The "Tech Bull" may radiate towards Hong Kong stocks. Entering 2026, the key issues causing the "temperature difference" between Hong Kong and A-shares are gradually easing, with the Hong Kong stock market showing clear signs of heating up as the Hang Seng Index hovers near its four-year high. Fullgoal Fund believes the recent breach of the USD/CNH 7.0 level by the offshore Renminbi is a significant force driving Hong Kong stock strength. Over the past year, amid the Fed's interest rate cuts and a weakening US dollar cycle, global capital has shown a tendency to increase allocations to non-US assets, leading to sustained inflows into Hong Kong stocks. The recent strength of the Renminbi directly enhances the attractiveness of Hong Kong stocks—denominated in HKD but with assets rooted in the Chinese economy—to foreign investors, potentially further boosting capital inflows.
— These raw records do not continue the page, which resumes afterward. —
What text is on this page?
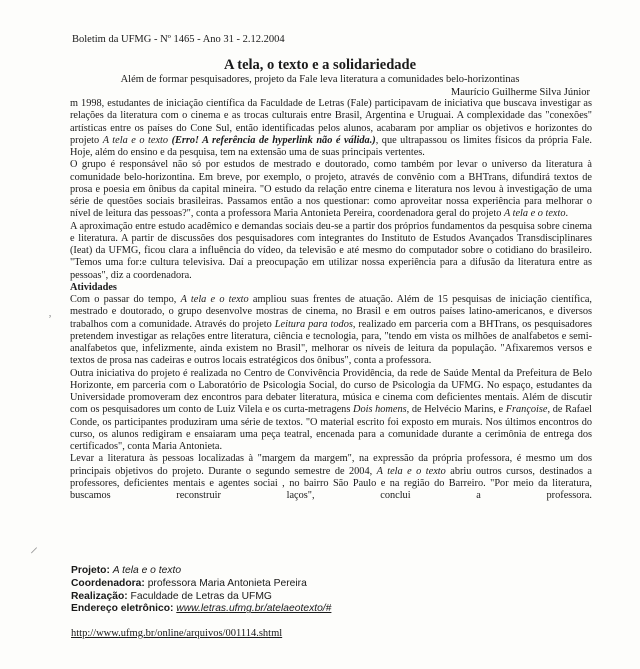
Boletim da UFMG - Nº 1465 - Ano 31 - 2.12.2004
A tela, o texto e a solidariedade
Além de formar pesquisadores, projeto da Fale leva literatura a comunidades belo-horizontinas
Maurício Guilherme Silva Júnior

m 1998, estudantes de iniciação científica da Faculdade de Letras (Fale) participavam de iniciativa que buscava investigar as relações da literatura com o cinema e as trocas culturais entre Brasil, Argentina e Uruguai. A complexidade das "conexões" artísticas entre os países do Cone Sul, então identificadas pelos alunos, acabaram por ampliar os objetivos e horizontes do projeto A tela e o texto (Erro! A referência de hyperlink não é válida.), que ultrapassou os limites físicos da própria Fale. Hoje, além do ensino e da pesquisa, tem na extensão uma de suas principais vertentes.

O grupo é responsável não só por estudos de mestrado e doutorado, como também por levar o universo da literatura à comunidade belo-horizontina. Em breve, por exemplo, o projeto, através de convênio com a BHTrans, difundirá textos de prosa e poesia em ônibus da capital mineira. "O estudo da relação entre cinema e literatura nos levou à investigação de uma série de questões sociais brasileiras. Passamos então a nos questionar: como aproveitar nossa experiência para melhorar o nível de leitura das pessoas?", conta a professora Maria Antonieta Pereira, coordenadora geral do projeto A tela e o texto.

A aproximação entre estudo acadêmico e demandas sociais deu-se a partir dos próprios fundamentos da pesquisa sobre cinema e literatura. A partir de discussões dos pesquisadores com integrantes do Instituto de Estudos Avançados Transdisciplinares (Ieat) da UFMG, ficou clara a influência do vídeo, da televisão e até mesmo do computador sobre o cotidiano do brasileiro. "Temos uma for:e cultura televisiva. Daí a preocupação em utilizar nossa experiência para a difusão da literatura entre as pessoas", diz a coordenadora.

Atividades

Com o passar do tempo, A tela e o texto ampliou suas frentes de atuação. Além de 15 pesquisas de iniciação científica, mestrado e doutorado, o grupo desenvolve mostras de cinema, no Brasil e em outros países latino-americanos, e diversos trabalhos com a comunidade. Através do projeto Leitura para todos, realizado em parceria com a BHTrans, os pesquisadores pretendem investigar as relações entre literatura, ciência e tecnologia, para, "tendo em vista os milhões de analfabetos e semi-analfabetos que, infelizmente, ainda existem no Brasil", melhorar os níveis de leitura da população. "Afixaremos versos e textos de prosa nas cadeiras e outros locais estratégicos dos ônibus", conta a professora.

Outra iniciativa do projeto é realizada no Centro de Convivência Providência, da rede de Saúde Mental da Prefeitura de Belo Horizonte, em parceria com o Laboratório de Psicologia Social, do curso de Psicologia da UFMG. No espaço, estudantes da Universidade promoveram dez encontros para debater literatura, música e cinema com deficientes mentais. Além de discutir com os pesquisadores um conto de Luiz Vilela e os curta-metragens Dois homens, de Helvécio Marins, e Françoise, de Rafael Conde, os participantes produziram uma série de textos. "O material escrito foi exposto em murais. Nos últimos encontros do curso, os alunos redigiram e ensaiaram uma peça teatral, encenada para a comunidade durante a cerimônia de entrega dos certificados", conta Maria Antonieta.

Levar a literatura às pessoas localizadas à "margem da margem", na expressão da própria professora, é mesmo um dos principais objetivos do projeto. Durante o segundo semestre de 2004, A tela e o texto abriu outros cursos, destinados a professores, deficientes mentais e agentes sociai , no bairro São Paulo e na região do Barreiro. "Por meio da literatura, buscamos reconstruir laços", conclui a professora.

Projeto: A tela e o texto
Coordenadora: professora Maria Antonieta Pereira
Realização: Faculdade de Letras da UFMG
Endereço eletrônico: www.letras.ufmg.br/atelaeotexto/#
http://www.ufmg.br/online/arquivos/001114.shtml
ʼ
⸝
Simultaneously, Hong Kong's lower interest rate environment and scarce high-quality assets are also attracting accelerated southbound capital from the mainland: throughout 2025, net southbound inflows into Hong Kong stocks exceeded HKD 1.4 trillion, setting an annual record since the launch of the Stock Connect program.
Additionally, as the inaugural year of the "15th Five-Year Plan," current policy focuses on new quality productive forces, with technological self-reliance, AI implementation, and green transformation becoming core directions. Fullgoal Fund argues that the structure of the Hong Kong stock market is gradually shifting from being dominated by finance and property towards becoming an industrial highland for "hard tech + biopharma + new consumption." "Since the beginning of the year, the Hong Kong market has transitioned from a broad rally to a quality-driven structural行情, with significant performance divergence. Core opportunities are mainly concentrated in industry themes such as innovative pharmaceuticals, semiconductors, and high-dividend resources, which resonate with policy priorities, potentially accelerating long-term value re-rating," Fullgoal Fund stated. Xu Chengcheng of Industrial Fund believes that the investment热潮 in the Hong Kong market over the past few years essentially reflects a good fit between the scarcity of Hong Kong assets and the current stage of technological development. "Particularly at the forefront of technology, the 'gold content' of certain specific sector listings in Hong Kong might be higher." Furthermore, for the same industry and company, Xu Chengcheng noted that Hong Kong listings often offer cheaper valuations and better cost-effectiveness compared to their A-share counterparts.